Kebingungan warga bukan karena minim pengetahuan, melainkan karena mereka sedang berpikir. Mereka mengukur, merenung, dan mewaspadai kemungkinan: jangan sampai keputusan hari ini jadi kesalahan anak cucu nanti. Itu bukan keraguan, itu tanda bahwa kesadaran sedang tumbuh.
Apakah kita cukup sabar untuk mendengar ketika masyarakat belum menjawab "ya"?
Ataukah kita tergesa-gesa demi mengejar rencana yang tak sempat ditimbang?
Pembangunan Alternatif: Dari Kebutuhan, Bukan Kepentingan
Warga bertanya: mengapa tidak bangun di lahan kosong kota Wamena saja? Infrastruktur ada. Akses publik tersedia. Tidak perlu ada konflik tanah. Maka jika negara benar ingin melayani, pilihannya ada: bangun dengan mufakat, bukan dengan tergesa.
Lebih dari itu, masyarakat menyarankan arah pembangunan yang menumbuhkan:
Tingkatkan produksi lokal (kopi, hasil hutan, kebun)

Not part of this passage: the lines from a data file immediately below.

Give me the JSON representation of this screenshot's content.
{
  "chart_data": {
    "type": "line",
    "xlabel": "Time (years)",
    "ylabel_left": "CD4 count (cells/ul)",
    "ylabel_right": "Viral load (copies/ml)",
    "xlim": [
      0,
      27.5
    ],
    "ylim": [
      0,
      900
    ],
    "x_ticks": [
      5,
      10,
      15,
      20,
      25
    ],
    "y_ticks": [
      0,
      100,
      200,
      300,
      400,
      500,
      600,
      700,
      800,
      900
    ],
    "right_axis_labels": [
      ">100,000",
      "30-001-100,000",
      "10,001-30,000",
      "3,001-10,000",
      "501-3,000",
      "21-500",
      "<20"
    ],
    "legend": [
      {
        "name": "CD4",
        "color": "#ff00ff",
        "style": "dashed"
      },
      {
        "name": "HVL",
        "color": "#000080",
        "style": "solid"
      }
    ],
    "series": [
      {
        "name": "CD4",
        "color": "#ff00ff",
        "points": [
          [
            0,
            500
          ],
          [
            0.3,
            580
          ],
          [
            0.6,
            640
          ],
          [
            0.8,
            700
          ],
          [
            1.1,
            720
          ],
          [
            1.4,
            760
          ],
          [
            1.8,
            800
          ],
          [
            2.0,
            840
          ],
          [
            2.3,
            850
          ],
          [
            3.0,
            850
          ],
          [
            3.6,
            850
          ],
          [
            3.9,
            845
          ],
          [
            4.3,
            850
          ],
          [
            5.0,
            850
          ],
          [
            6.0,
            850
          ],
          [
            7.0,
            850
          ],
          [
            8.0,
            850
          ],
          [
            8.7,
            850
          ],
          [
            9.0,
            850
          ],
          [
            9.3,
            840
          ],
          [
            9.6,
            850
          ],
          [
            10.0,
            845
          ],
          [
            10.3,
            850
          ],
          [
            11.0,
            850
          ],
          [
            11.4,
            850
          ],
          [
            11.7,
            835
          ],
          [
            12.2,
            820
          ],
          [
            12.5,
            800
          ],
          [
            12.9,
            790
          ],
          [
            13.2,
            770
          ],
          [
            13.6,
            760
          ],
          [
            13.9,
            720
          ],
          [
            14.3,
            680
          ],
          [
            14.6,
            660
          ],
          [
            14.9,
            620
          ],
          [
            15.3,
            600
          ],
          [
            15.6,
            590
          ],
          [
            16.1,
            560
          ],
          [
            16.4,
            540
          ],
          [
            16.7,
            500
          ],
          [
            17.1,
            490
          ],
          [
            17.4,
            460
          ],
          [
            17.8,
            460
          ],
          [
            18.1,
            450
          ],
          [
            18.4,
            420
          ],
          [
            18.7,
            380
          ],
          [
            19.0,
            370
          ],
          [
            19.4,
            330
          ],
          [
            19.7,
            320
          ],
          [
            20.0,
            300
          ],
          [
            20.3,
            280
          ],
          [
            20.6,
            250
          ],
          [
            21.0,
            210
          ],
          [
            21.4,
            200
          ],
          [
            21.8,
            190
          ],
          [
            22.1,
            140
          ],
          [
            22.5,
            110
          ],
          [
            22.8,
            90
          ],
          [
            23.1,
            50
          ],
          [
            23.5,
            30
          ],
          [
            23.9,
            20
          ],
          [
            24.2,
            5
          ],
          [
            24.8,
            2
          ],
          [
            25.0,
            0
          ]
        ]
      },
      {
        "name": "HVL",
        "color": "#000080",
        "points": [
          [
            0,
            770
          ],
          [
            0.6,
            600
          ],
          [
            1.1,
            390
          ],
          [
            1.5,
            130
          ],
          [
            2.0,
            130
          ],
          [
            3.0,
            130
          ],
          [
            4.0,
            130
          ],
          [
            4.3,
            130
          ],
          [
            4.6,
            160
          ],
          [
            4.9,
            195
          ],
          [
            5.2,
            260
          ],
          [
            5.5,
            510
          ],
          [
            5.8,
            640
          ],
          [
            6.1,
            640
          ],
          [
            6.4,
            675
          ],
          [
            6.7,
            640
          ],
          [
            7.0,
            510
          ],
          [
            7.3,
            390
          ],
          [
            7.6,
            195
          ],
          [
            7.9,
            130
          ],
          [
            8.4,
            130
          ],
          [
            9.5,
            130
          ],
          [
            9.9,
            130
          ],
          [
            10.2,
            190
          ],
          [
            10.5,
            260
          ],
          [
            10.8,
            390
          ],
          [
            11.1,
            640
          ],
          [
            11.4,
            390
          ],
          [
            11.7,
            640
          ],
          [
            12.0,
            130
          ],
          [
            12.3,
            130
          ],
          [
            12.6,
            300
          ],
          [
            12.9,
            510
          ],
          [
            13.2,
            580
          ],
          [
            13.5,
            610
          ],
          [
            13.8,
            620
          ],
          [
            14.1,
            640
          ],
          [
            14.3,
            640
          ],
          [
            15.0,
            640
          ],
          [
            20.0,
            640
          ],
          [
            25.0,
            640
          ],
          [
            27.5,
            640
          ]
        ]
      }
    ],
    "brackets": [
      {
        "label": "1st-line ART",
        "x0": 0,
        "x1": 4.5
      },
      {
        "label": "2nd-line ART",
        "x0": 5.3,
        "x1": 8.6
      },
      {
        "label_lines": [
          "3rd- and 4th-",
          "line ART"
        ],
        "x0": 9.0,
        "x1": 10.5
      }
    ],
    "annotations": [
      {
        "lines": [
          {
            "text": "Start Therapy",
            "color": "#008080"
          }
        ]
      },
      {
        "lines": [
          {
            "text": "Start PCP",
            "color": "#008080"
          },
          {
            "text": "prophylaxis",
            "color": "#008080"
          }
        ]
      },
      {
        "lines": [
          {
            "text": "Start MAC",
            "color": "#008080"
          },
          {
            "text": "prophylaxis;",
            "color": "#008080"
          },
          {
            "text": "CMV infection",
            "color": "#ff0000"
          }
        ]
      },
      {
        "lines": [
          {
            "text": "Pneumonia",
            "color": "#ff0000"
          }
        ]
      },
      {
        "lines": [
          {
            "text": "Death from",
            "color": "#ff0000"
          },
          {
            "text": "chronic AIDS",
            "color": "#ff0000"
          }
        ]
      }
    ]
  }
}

Dorong investasi sosial berbasis klan dan komunitas
Bangun koperasi masyarakat adat seperti BUMMA
Libatkan rakyat bukan sebagai penonton, tapi pemilik
Perenungan Terakhir: Gedung Bisa Didirikan, Tapi Apakah Kepercayaan Ikut Dibangun?
Banyak hal bisa dibangun dalam waktu cepat---asal punya anggaran dan alat. Tapi hal-hal seperti rasa dihormati, rasa memiliki, dan rasa aman dalam tanah sendiri, itu tidak bisa dibeli atau dibangun dari luar. Ia harus dirajut bersama.
Maka pertanyaannya bukan lagi: "Di mana gedung akan dibangun?"
Tapi: "Apakah gedung itu akan membangun kita juga?"
Karena gedung bisa selesai sebelum akhir tahun. Tapi trauma sosial dan keretakan adat? Mungkin akan tinggal selama beberapa generasi.